No. Yo no marcho en la calle. Marcho en grupo de niñas entre 12 y 15 años de edad. Marcho por ellas y con ellas. Marcho cada vez que me paro frente a un grupo de adolescentes y les explico la escalera de la violencia y veo que entramos juntas al infierno de Dante. Seré su Virgilio. Debo hacerlo. Marcho cada vez que escucho que son víctimas de abuso y violación de quien se supone debe cuidarlas y amarlas incondicionalmente. Marcho en el silencio compartido de una infancia desgarrada. Marcho cada vez que descubro su dolor y observo la indiferencia de los otros. Su mirada es un espejo roto. No tienen que decirlo. Sé que para ellas la violencia es territorio conocido. Una de ellas habla. Narra el horror. Su silencio también es un abismo. Marcho. Marcho cuando pongo un ejercicio de escritura creativa y escriben desde el miedo. Marcho cuando empiezan a llorar en medio de la clase y dicen, la de la historia soy yo. Marcho cuando me dicen: solo para que tú lo leas. Marcho cuando lo gritan. Marcho cuando debo ofrecerles los caminos e instituciones para que la violencia contra ellas pare. Marcho porque es el primer paso que dan para poder hablar del tema. Marcho cuando las más pequeñas se sorprenden de saber qué el mundo no es justo. Marcho cuando tengo que decirles que, en su ciudad, en México y en el mundo ser niña no es fácil. Marcho porque te creo. Marcho porque trato de ser tan valiente como tú. Marcho porque confío en ti.
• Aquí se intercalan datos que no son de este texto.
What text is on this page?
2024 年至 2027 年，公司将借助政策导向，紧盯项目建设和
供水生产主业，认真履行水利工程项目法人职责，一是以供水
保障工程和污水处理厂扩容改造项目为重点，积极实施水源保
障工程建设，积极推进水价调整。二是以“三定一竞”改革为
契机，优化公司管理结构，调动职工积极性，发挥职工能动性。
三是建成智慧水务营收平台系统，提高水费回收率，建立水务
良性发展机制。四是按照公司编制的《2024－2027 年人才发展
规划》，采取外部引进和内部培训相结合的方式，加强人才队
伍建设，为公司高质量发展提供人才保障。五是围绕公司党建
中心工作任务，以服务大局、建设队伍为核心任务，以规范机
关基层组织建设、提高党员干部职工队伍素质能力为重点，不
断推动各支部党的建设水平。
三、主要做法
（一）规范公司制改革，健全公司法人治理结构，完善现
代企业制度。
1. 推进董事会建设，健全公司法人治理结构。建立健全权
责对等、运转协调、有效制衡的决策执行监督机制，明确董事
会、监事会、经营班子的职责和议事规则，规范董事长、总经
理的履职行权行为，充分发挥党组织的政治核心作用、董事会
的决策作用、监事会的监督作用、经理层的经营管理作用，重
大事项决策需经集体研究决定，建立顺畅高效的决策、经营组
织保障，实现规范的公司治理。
Yo Marcho desde un salón de clases.


Cynthia Morales. Maestra en Humanidades por la Universidad de Monterrey. Diplomado en Creación Literaria por el Instituto Nacional de Bellas Artes y Literatura 2018. Mediador de Lectura por IBBY Leer México. Tallerista de Escritura Creativa para niños, jóvenes y adultos para el Centro Cultural Loyola de Monterrey. Es una apasionada del arte y la literatura. Adora la naturaleza y los niños. Cuando no lee. Escribe. Actualmente desarrolla programas y contenidos educativos para niñas, niños y adolescentes para empoderarlos desde la igualdad, equidad y el conocimiento de sus derechos.